5. The method according to claim 1, characterized in that, The texture feature includes the distribution state of grayscale values ​​of multiple pixels in the grayscale image, and the brightness feature includes the global pixel grayscale average value corresponding to all pixels in the grayscale image; wherein, based on the texture feature, the brightness feature, and preset defect feature conditions, the defect detection result corresponding to the pultruded product to be detected is determined, including: Based on the distribution of the grayscale values ​​of the multiple pixels, the texture direction of the grayscale image is extracted; The texture directions are statistically analyzed to obtain the normal texture directions with the highest proportion and the most even distribution, as well as the abnormal texture directions. Regions whose average pixel grayscale value is less than the global average pixel grayscale value, greater than the second preset grayscale threshold, and belong to the abnormal texture direction are identified as abnormal regions. When the shape of the abnormal area is irregular, the defect detection result is determined to include the wetting defect.

6. The method according to claim 1, characterized in that, Before determining the defect detection result corresponding to the pultruded product to be inspected based on the texture features, the brightness features, and preset defect feature conditions, the method further includes: The defect characteristic conditions are adjusted based on the production batch parameters of the pultruded product to be tested.
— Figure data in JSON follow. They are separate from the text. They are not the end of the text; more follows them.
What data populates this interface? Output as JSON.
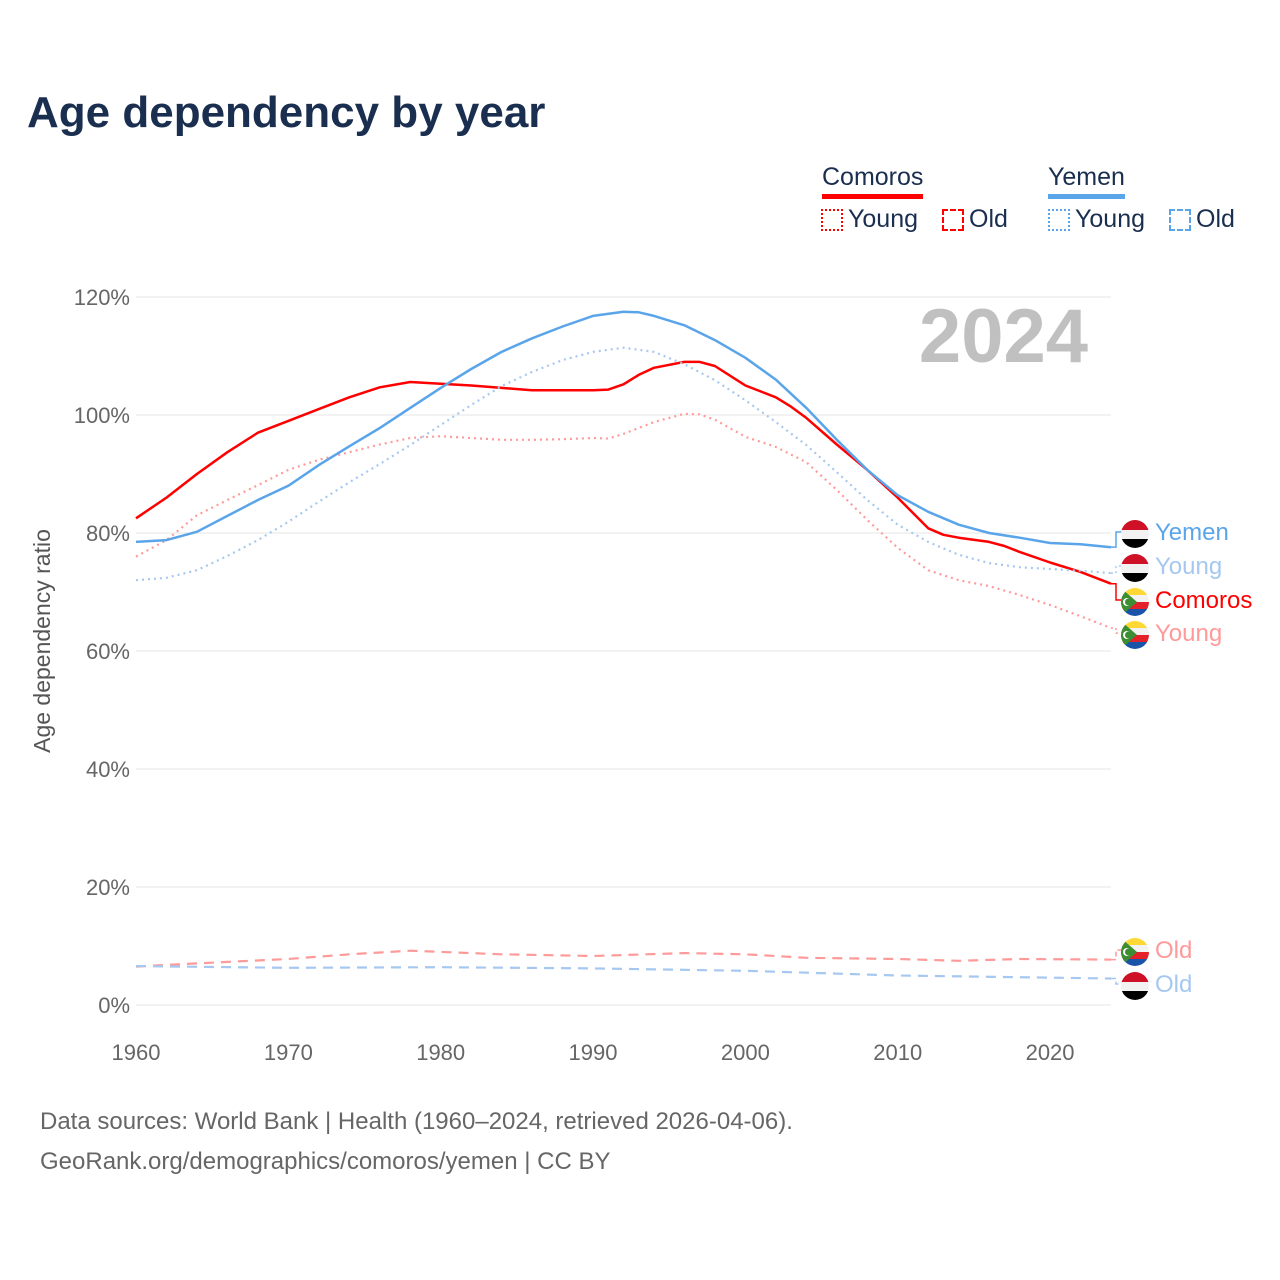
{
  "title": "Age dependency by year",
  "legend": {
    "groups": [
      {
        "name": "Comoros",
        "color": "#ff0000",
        "young": "Young",
        "old": "Old"
      },
      {
        "name": "Yemen",
        "color": "#5aa5ea",
        "young": "Young",
        "old": "Old"
      }
    ]
  },
  "footer": {
    "line1": "Data sources: World Bank | Health (1960–2024, retrieved 2026-04-06).",
    "line2": "GeoRank.org/demographics/comoros/yemen | CC BY"
  },
  "chart_data": {
    "type": "line",
    "title": "Age dependency by year",
    "xlabel": "",
    "ylabel": "Age dependency ratio",
    "year_label": "2024",
    "xlim": [
      1960,
      2024
    ],
    "ylim": [
      0,
      120
    ],
    "xticks": [
      1960,
      1970,
      1980,
      1990,
      2000,
      2010,
      2020
    ],
    "yticks": [
      0,
      20,
      40,
      60,
      80,
      100,
      120
    ],
    "ytick_labels": [
      "0%",
      "20%",
      "40%",
      "60%",
      "80%",
      "100%",
      "120%"
    ],
    "grid": true,
    "legend_position": "top-right",
    "series": [
      {
        "name": "Comoros",
        "end_label": "Comoros",
        "country": "comoros",
        "style": "solid",
        "color": "#ff0000",
        "points": [
          [
            1960,
            82.5
          ],
          [
            1962,
            86
          ],
          [
            1964,
            90
          ],
          [
            1966,
            93.7
          ],
          [
            1968,
            97
          ],
          [
            1970,
            99
          ],
          [
            1972,
            101
          ],
          [
            1974,
            103
          ],
          [
            1976,
            104.7
          ],
          [
            1978,
            105.6
          ],
          [
            1980,
            105.3
          ],
          [
            1982,
            105
          ],
          [
            1984,
            104.6
          ],
          [
            1986,
            104.2
          ],
          [
            1988,
            104.2
          ],
          [
            1990,
            104.2
          ],
          [
            1991,
            104.3
          ],
          [
            1992,
            105.2
          ],
          [
            1993,
            106.8
          ],
          [
            1994,
            108
          ],
          [
            1996,
            109
          ],
          [
            1997,
            109
          ],
          [
            1998,
            108.3
          ],
          [
            2000,
            105
          ],
          [
            2002,
            103
          ],
          [
            2003,
            101.4
          ],
          [
            2004,
            99.5
          ],
          [
            2006,
            95
          ],
          [
            2008,
            90.7
          ],
          [
            2010,
            86
          ],
          [
            2012,
            80.8
          ],
          [
            2013,
            79.7
          ],
          [
            2014,
            79.2
          ],
          [
            2016,
            78.5
          ],
          [
            2017,
            77.8
          ],
          [
            2018,
            76.8
          ],
          [
            2020,
            75
          ],
          [
            2022,
            73.4
          ],
          [
            2024,
            71.4
          ]
        ]
      },
      {
        "name": "Comoros Young",
        "end_label": "Young",
        "country": "comoros",
        "style": "dotted",
        "color": "#ff9a9a",
        "points": [
          [
            1960,
            76
          ],
          [
            1962,
            78.8
          ],
          [
            1964,
            83
          ],
          [
            1966,
            85.6
          ],
          [
            1968,
            88.1
          ],
          [
            1970,
            90.7
          ],
          [
            1972,
            92.4
          ],
          [
            1974,
            93.7
          ],
          [
            1976,
            95
          ],
          [
            1978,
            96.1
          ],
          [
            1980,
            96.4
          ],
          [
            1982,
            96.1
          ],
          [
            1984,
            95.8
          ],
          [
            1986,
            95.8
          ],
          [
            1988,
            95.9
          ],
          [
            1990,
            96.1
          ],
          [
            1991,
            96
          ],
          [
            1992,
            96.8
          ],
          [
            1994,
            98.8
          ],
          [
            1996,
            100.2
          ],
          [
            1997,
            100.1
          ],
          [
            1998,
            99.2
          ],
          [
            2000,
            96.3
          ],
          [
            2002,
            94.6
          ],
          [
            2004,
            92
          ],
          [
            2006,
            87.3
          ],
          [
            2008,
            82.2
          ],
          [
            2010,
            77.5
          ],
          [
            2012,
            73.7
          ],
          [
            2014,
            72
          ],
          [
            2016,
            71
          ],
          [
            2018,
            69.5
          ],
          [
            2020,
            67.8
          ],
          [
            2022,
            65.9
          ],
          [
            2024,
            63.9
          ]
        ]
      },
      {
        "name": "Comoros Old",
        "end_label": "Old",
        "country": "comoros",
        "style": "dashed",
        "color": "#ff9a9a",
        "points": [
          [
            1960,
            6.5
          ],
          [
            1962,
            6.8
          ],
          [
            1966,
            7.3
          ],
          [
            1970,
            7.8
          ],
          [
            1974,
            8.6
          ],
          [
            1978,
            9.2
          ],
          [
            1980,
            9.0
          ],
          [
            1984,
            8.6
          ],
          [
            1990,
            8.3
          ],
          [
            1996,
            8.8
          ],
          [
            2000,
            8.6
          ],
          [
            2004,
            8.0
          ],
          [
            2010,
            7.8
          ],
          [
            2014,
            7.5
          ],
          [
            2018,
            7.8
          ],
          [
            2024,
            7.7
          ]
        ]
      },
      {
        "name": "Yemen",
        "end_label": "Yemen",
        "country": "yemen",
        "style": "solid",
        "color": "#5aa5ea",
        "points": [
          [
            1960,
            78.5
          ],
          [
            1962,
            78.8
          ],
          [
            1964,
            80.2
          ],
          [
            1966,
            82.9
          ],
          [
            1968,
            85.6
          ],
          [
            1970,
            88
          ],
          [
            1972,
            91.5
          ],
          [
            1974,
            94.7
          ],
          [
            1976,
            97.8
          ],
          [
            1978,
            101.2
          ],
          [
            1980,
            104.6
          ],
          [
            1982,
            107.8
          ],
          [
            1984,
            110.7
          ],
          [
            1986,
            113
          ],
          [
            1988,
            115
          ],
          [
            1990,
            116.8
          ],
          [
            1992,
            117.5
          ],
          [
            1993,
            117.4
          ],
          [
            1994,
            116.8
          ],
          [
            1996,
            115.2
          ],
          [
            1998,
            112.7
          ],
          [
            2000,
            109.7
          ],
          [
            2002,
            106
          ],
          [
            2004,
            101.2
          ],
          [
            2006,
            95.8
          ],
          [
            2008,
            90.7
          ],
          [
            2010,
            86.4
          ],
          [
            2012,
            83.6
          ],
          [
            2014,
            81.4
          ],
          [
            2016,
            80
          ],
          [
            2018,
            79.2
          ],
          [
            2020,
            78.3
          ],
          [
            2022,
            78.1
          ],
          [
            2024,
            77.6
          ]
        ]
      },
      {
        "name": "Yemen Young",
        "end_label": "Young",
        "country": "yemen",
        "style": "dotted",
        "color": "#a6c8f0",
        "points": [
          [
            1960,
            72
          ],
          [
            1962,
            72.4
          ],
          [
            1964,
            73.7
          ],
          [
            1966,
            76.1
          ],
          [
            1968,
            78.8
          ],
          [
            1970,
            81.9
          ],
          [
            1972,
            85.3
          ],
          [
            1974,
            88.6
          ],
          [
            1976,
            91.7
          ],
          [
            1978,
            94.9
          ],
          [
            1980,
            98.3
          ],
          [
            1982,
            101.7
          ],
          [
            1984,
            104.9
          ],
          [
            1986,
            107.3
          ],
          [
            1988,
            109.3
          ],
          [
            1990,
            110.7
          ],
          [
            1992,
            111.4
          ],
          [
            1994,
            110.7
          ],
          [
            1996,
            108.6
          ],
          [
            1998,
            105.9
          ],
          [
            2000,
            102.5
          ],
          [
            2002,
            98.8
          ],
          [
            2004,
            94.9
          ],
          [
            2006,
            90.3
          ],
          [
            2008,
            85.6
          ],
          [
            2010,
            81.4
          ],
          [
            2012,
            78.5
          ],
          [
            2014,
            76.3
          ],
          [
            2016,
            74.9
          ],
          [
            2018,
            74.2
          ],
          [
            2020,
            73.9
          ],
          [
            2022,
            73.6
          ],
          [
            2024,
            73.2
          ]
        ]
      },
      {
        "name": "Yemen Old",
        "end_label": "Old",
        "country": "yemen",
        "style": "dashed",
        "color": "#a6c8f0",
        "points": [
          [
            1960,
            6.6
          ],
          [
            1970,
            6.3
          ],
          [
            1980,
            6.4
          ],
          [
            1990,
            6.2
          ],
          [
            2000,
            5.8
          ],
          [
            2010,
            5.0
          ],
          [
            2024,
            4.5
          ]
        ]
      }
    ]
  }
}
7. A defect detection device for pultruded products, characterized in that, The device includes: The acquisition module is used to control at least one camera device to acquire multiple inspection images of the pultruded product under inspection from different perspectives. The stitching module is used to stitch together the multiple detection images to obtain a panoramic image of the pultruded product to be detected. A grayscale processing module is used to perform grayscale processing on the panoramic image to obtain a grayscale image corresponding to the panoramic image; The feature extraction module is used to extract texture features and brightness features from the grayscale image; The defect detection module is used to determine the defect detection result of the pultruded product to be inspected based on the texture feature, the brightness feature and the preset defect feature conditions; wherein, different defect feature conditions correspond to different defect types, and the defect types include at least two of the following: white thread defects, internal void defects, stripe delamination defects and wetting defects.
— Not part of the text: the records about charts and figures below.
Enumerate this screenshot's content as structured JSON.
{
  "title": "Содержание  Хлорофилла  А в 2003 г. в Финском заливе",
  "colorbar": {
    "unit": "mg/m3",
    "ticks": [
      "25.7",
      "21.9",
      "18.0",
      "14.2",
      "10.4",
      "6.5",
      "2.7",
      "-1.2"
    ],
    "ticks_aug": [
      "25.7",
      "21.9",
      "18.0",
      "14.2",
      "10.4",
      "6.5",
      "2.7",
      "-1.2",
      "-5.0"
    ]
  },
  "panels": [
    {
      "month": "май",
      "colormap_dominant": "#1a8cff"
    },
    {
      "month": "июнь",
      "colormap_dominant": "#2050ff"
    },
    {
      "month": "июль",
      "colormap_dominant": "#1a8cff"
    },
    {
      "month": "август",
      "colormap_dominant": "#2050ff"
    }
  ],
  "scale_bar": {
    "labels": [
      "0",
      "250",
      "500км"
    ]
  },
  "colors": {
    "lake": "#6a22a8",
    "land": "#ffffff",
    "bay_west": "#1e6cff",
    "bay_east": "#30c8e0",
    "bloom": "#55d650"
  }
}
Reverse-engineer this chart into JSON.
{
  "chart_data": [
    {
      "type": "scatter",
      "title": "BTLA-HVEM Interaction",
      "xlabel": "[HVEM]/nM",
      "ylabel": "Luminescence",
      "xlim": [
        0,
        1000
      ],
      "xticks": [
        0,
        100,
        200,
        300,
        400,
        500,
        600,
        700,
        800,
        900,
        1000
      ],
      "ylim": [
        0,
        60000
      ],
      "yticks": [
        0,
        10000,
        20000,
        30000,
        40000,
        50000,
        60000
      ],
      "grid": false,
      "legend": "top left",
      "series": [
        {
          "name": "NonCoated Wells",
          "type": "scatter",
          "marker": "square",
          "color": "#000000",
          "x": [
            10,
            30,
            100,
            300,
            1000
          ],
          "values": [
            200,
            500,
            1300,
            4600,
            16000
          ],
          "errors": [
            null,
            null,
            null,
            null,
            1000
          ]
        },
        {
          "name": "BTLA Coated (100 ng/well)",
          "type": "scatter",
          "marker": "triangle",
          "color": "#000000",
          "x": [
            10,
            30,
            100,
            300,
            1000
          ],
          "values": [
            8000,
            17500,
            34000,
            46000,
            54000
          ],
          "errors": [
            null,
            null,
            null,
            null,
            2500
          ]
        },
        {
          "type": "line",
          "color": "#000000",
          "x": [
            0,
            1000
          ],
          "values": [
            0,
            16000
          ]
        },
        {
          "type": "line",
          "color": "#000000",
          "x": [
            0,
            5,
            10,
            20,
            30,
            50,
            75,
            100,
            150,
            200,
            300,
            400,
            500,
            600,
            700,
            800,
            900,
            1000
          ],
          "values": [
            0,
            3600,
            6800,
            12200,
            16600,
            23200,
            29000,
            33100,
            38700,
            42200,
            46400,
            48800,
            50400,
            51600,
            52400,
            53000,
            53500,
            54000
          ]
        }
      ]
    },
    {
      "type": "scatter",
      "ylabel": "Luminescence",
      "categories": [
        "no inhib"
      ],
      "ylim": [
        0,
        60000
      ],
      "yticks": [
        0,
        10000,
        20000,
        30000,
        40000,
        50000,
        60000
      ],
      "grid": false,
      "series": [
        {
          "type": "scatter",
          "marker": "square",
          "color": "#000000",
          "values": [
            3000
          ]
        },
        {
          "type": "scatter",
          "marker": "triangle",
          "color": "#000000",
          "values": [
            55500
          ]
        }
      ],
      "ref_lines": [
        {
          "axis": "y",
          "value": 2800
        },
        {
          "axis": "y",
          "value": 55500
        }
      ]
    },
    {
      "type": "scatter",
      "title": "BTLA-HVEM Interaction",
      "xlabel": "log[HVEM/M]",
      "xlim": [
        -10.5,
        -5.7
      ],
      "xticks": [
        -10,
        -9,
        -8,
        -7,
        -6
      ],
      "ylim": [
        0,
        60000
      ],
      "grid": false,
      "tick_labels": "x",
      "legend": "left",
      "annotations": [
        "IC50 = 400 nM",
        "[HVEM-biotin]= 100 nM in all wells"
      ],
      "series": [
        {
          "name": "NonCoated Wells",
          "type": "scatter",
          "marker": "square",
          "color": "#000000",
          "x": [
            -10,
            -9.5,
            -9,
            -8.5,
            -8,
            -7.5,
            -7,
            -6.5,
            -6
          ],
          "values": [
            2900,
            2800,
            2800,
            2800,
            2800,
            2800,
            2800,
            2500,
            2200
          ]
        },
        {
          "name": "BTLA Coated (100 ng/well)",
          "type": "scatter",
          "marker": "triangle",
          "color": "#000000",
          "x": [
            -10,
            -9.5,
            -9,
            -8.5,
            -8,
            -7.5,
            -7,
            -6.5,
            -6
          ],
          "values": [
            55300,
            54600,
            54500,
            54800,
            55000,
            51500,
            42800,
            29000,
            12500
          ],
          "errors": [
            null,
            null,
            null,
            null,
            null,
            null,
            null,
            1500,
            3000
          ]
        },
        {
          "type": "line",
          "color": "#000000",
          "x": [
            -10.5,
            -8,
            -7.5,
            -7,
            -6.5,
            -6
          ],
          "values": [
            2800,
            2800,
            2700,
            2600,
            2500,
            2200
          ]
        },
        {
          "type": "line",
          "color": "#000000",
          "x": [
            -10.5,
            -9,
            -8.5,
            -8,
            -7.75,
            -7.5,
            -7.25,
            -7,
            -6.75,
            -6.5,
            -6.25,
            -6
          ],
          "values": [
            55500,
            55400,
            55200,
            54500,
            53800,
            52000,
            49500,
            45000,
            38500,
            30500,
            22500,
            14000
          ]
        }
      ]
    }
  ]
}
8. A defect detection device for pultruded products, characterized in that, The device includes: a processor and a memory storing computer program instructions; the processor reads and executes the computer program instructions to implement the method as described in any one of claims 1-6.

9. A computer storage medium, characterized in that, The computer storage medium stores computer program instructions, which, when executed by a processor, implement the method as described in any one of claims 1-6.

10. A computer program product, characterized in that, Includes a computer program that, when executed by a processor, implements the method as described in any one of claims 1-6.